Capitolo 7
(WILD)
(WILD)
Tre mesi dopo.
Wake Initiated Lucid Dreams.
Kail legge un’ultima volta quelle quattro parole sulla pagina davanti a sé , poi chiude il libro e lo posa sul comodino. Socchiude le palpebre e si mette in ascolto: non si sente un’anima viva. I suoi sono di nuovo fuori, il suo cane si è messo tranquillo in cuccia, il telefono è staccato e il cellulare spento.
Fuori, la prima neve scende dal grigio cielo novembrino e soffoca qualunque rumore molesto sotto la sua coltre candida.
È ora.
Kail si infila il maglione, chiude la porta di camera sua a chiave e calcia via le pantofole. Si stende sul letto, a pancia in su.
Si appoggia il disegno dell’Ombra e la versione incompleta, malamente rilegata di Blood Tribute all’altezza del petto e ci incrocia sopra le mani.
Fa un bel respiro.
“Vorrei vedere mio fratello.” Dice, a voce alta e chiara. Deve sembrare convinta. No, deve essere convinta, perché in un WILD tutto parte quando si è ancora svegli. “ Devo parlare con lui. Ho bisogno di parlare con lui, a qualunque costo. Perciò…” si umetta le labbra. “…perciò lo sognerò. Stavolta lo raggiungerò e gli parlerò perché sarà il mio sogno e posso fare quello che voglio.”
Si interrompe. Guarda il soffitto.
“E vorrei ricordare tutto quello che succederà.” Aggiunge.
Poi tace, si concentra su suo fratello, su Yash e su sé stessa. Ciò che ha detto all’aria le rimbomba nella mente. Ad occhi aperti, rilassa il corpo e rallenta il respiro.
Aspetta.
I pensieri riempiono la sua mente come acqua che stilla in una tazza vuota.
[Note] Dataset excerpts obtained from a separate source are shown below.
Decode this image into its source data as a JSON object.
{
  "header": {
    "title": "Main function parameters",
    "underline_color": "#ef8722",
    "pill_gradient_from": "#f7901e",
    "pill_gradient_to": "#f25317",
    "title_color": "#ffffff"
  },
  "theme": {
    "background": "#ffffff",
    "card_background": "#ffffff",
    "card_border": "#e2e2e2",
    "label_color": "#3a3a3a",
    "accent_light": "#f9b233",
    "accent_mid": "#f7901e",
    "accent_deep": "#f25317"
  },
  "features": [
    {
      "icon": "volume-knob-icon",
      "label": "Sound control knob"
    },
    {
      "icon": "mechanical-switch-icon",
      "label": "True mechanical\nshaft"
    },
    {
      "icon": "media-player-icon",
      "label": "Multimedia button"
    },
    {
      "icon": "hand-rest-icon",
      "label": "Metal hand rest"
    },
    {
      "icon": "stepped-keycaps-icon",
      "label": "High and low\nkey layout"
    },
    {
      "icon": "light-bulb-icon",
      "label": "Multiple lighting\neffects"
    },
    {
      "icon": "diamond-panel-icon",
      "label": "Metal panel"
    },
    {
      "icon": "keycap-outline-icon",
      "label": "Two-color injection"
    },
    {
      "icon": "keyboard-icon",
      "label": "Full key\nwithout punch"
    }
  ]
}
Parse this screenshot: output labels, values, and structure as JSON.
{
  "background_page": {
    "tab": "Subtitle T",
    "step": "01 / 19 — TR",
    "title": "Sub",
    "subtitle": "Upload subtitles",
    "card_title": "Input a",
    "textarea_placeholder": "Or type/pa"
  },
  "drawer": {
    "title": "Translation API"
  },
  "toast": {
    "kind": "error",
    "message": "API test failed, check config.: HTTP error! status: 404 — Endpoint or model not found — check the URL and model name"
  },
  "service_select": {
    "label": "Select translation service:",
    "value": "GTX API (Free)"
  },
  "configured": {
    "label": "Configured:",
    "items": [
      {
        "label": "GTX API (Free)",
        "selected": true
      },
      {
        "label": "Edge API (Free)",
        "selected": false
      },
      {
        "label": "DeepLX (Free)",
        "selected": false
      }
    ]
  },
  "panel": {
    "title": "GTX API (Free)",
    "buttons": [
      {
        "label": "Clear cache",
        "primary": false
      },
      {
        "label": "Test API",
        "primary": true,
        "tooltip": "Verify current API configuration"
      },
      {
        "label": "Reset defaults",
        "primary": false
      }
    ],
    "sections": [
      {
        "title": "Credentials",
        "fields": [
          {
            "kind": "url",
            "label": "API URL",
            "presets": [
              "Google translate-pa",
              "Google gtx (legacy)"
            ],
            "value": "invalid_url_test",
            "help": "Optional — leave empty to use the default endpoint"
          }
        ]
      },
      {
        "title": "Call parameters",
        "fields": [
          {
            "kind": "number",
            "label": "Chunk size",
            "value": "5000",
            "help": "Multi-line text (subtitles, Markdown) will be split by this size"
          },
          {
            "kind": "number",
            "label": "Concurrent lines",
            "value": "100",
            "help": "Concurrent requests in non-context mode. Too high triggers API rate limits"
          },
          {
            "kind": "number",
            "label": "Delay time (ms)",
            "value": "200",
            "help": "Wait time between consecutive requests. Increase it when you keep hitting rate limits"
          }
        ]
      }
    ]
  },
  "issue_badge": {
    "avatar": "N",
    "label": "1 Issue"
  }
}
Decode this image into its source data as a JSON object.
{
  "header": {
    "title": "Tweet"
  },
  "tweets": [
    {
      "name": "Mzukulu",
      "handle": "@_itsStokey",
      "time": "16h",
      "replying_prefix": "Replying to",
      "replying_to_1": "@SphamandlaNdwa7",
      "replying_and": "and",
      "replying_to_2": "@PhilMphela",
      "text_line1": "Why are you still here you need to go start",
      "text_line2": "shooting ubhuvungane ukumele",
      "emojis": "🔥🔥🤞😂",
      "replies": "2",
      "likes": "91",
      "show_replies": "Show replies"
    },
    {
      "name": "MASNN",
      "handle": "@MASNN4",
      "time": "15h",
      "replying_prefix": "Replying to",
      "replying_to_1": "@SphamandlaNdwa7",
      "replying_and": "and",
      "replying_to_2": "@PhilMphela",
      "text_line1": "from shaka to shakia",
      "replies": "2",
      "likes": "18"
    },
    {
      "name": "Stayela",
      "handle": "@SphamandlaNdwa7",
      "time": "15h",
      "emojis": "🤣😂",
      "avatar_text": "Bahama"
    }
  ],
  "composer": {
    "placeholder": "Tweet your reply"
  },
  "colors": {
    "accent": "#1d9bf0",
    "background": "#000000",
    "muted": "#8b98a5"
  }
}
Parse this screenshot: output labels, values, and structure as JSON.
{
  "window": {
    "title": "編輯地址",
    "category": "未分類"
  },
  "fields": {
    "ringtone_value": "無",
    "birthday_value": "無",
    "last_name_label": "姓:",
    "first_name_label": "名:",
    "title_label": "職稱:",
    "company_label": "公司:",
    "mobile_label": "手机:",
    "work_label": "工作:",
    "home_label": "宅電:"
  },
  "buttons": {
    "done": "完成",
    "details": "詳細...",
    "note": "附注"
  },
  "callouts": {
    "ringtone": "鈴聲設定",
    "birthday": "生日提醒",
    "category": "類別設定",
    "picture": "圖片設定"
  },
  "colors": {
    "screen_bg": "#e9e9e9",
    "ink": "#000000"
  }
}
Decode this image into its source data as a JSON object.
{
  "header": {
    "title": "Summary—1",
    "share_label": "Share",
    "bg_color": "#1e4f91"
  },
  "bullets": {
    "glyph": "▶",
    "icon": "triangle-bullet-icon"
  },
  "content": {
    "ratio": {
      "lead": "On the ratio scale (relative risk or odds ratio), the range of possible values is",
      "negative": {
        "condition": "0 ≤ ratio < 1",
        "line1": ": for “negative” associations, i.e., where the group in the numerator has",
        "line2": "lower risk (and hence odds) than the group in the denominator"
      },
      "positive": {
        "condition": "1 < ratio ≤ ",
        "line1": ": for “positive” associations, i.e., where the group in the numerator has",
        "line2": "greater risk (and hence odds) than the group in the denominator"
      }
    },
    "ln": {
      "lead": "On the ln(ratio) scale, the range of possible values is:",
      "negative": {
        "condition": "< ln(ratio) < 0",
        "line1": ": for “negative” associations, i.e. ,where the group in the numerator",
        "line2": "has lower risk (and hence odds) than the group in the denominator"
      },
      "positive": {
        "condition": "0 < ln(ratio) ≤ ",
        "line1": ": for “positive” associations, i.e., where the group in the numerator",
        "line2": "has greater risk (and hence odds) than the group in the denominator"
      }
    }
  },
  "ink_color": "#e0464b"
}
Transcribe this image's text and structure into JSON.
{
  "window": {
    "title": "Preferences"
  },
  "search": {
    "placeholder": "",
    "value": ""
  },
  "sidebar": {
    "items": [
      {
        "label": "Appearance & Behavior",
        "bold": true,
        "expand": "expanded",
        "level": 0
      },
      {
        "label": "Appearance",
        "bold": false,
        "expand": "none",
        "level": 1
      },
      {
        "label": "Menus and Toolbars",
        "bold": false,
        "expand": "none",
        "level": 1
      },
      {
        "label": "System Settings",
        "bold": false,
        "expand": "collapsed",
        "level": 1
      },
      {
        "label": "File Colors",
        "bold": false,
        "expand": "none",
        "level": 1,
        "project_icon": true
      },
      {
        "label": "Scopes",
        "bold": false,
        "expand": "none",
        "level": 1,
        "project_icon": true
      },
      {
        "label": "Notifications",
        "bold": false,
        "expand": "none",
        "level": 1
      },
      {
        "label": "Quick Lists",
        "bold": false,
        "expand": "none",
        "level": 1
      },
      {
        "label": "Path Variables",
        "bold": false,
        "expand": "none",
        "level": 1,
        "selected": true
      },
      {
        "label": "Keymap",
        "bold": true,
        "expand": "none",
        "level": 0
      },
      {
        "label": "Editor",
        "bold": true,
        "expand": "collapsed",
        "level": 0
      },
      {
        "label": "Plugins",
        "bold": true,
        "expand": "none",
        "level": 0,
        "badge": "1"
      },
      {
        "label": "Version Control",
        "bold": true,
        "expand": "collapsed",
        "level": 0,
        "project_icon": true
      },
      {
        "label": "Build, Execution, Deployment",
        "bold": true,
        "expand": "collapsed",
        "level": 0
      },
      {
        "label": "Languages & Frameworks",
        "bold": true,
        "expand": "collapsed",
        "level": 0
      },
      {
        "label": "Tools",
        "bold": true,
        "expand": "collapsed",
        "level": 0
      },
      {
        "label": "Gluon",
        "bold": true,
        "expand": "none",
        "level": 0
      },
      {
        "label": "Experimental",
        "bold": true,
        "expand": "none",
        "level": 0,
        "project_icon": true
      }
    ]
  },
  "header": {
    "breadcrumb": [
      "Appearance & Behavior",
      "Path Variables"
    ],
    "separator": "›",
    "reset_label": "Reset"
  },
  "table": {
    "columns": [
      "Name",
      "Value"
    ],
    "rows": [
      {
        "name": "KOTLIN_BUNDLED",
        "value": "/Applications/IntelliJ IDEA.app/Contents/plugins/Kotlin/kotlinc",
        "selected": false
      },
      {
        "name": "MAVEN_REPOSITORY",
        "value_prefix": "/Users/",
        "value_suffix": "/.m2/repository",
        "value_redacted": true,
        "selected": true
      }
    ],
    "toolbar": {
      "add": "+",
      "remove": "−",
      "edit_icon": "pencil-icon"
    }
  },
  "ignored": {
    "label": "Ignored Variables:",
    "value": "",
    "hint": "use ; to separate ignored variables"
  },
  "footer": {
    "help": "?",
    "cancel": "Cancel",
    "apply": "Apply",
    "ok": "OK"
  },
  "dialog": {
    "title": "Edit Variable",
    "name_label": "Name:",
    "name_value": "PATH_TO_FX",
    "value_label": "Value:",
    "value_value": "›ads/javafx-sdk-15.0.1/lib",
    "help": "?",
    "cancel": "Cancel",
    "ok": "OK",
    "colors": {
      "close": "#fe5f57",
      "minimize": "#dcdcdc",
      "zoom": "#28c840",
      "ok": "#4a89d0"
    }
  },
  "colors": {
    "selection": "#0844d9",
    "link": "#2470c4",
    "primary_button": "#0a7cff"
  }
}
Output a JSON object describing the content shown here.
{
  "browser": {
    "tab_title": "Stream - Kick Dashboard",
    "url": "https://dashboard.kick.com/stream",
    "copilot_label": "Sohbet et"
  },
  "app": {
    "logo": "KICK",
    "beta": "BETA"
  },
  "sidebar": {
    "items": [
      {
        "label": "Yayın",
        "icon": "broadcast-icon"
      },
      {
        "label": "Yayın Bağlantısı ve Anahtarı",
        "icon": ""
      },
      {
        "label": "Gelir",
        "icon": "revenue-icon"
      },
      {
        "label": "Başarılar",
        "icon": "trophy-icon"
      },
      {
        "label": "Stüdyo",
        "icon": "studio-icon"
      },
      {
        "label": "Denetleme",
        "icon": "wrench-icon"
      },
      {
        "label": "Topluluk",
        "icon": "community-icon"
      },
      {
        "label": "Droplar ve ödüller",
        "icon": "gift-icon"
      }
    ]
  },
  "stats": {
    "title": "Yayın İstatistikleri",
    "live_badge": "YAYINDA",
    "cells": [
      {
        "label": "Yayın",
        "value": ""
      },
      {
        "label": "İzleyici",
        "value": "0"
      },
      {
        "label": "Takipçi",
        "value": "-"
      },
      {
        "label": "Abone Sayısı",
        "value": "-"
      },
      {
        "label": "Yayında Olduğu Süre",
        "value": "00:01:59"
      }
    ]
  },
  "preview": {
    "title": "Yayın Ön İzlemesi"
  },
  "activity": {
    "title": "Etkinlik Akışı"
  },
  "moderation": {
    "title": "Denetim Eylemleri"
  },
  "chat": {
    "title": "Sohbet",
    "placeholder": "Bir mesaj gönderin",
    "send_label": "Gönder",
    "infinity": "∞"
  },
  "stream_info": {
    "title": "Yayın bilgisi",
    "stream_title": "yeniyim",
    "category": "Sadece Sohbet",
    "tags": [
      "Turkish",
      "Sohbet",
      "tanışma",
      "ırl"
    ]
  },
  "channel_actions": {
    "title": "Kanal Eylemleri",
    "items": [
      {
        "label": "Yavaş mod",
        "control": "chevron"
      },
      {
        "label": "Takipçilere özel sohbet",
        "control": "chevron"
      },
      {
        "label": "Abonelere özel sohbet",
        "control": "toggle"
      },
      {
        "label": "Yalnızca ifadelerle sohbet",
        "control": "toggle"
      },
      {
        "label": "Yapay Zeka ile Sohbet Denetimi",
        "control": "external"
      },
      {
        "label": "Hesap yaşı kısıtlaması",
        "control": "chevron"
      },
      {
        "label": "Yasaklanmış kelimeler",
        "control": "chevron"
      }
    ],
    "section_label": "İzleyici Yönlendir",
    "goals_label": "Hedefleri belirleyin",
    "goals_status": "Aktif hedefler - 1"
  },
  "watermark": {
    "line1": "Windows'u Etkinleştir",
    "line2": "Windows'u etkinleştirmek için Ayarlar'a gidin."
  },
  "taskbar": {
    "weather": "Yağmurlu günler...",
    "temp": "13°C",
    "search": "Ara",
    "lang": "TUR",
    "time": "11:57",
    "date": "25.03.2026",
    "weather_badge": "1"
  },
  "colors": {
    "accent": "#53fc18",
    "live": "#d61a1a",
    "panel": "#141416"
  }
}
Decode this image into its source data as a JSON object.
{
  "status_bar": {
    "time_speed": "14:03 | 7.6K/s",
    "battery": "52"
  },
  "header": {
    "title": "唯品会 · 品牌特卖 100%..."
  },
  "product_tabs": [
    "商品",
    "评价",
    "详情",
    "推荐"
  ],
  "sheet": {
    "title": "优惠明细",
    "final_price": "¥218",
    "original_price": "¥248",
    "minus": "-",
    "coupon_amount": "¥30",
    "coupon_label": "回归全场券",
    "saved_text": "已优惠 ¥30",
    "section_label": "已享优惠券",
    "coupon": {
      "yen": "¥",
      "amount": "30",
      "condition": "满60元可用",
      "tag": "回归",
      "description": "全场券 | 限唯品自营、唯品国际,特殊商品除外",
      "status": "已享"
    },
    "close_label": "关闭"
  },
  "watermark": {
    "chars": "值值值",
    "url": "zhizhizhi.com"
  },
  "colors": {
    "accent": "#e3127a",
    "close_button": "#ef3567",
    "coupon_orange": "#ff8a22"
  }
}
Lentamente passano da dentro di lei a intorno a lei. Uno per uno la salutano e l’abbandonano.
Finché è il vuoto. La pura, semplice consapevolezza di sé.
Kail riesce a sentire il battito del proprio cuore. Il suo respiro è tanto lento, tanto profondo da essere impercettibile. Le mani che ha posato sul torace sono pesanti come piombo: è in piena paralisi ipnagogica. Non potrebbe muoversi neanche volendolo, priva di controllo com’è sui propri muscoli.
È insieme terrificante e magnifico.
È il mio sogno. Il mio sogno. Parlerò con lui, perché lo voglio. Lo raggiungerò, perché è ciò che desidero fare.
Chiude gli occhi. Per un po’ – una manciata di secondi o un’eternità?- c’è solo il buio, e la sua stessa voce che ripete come un mantra le parole “sogno”, “Yash” e “fratello.” Poi, lente, le immagini scaturiscono dall’oscurità, come la luce del sole dopo una galleria.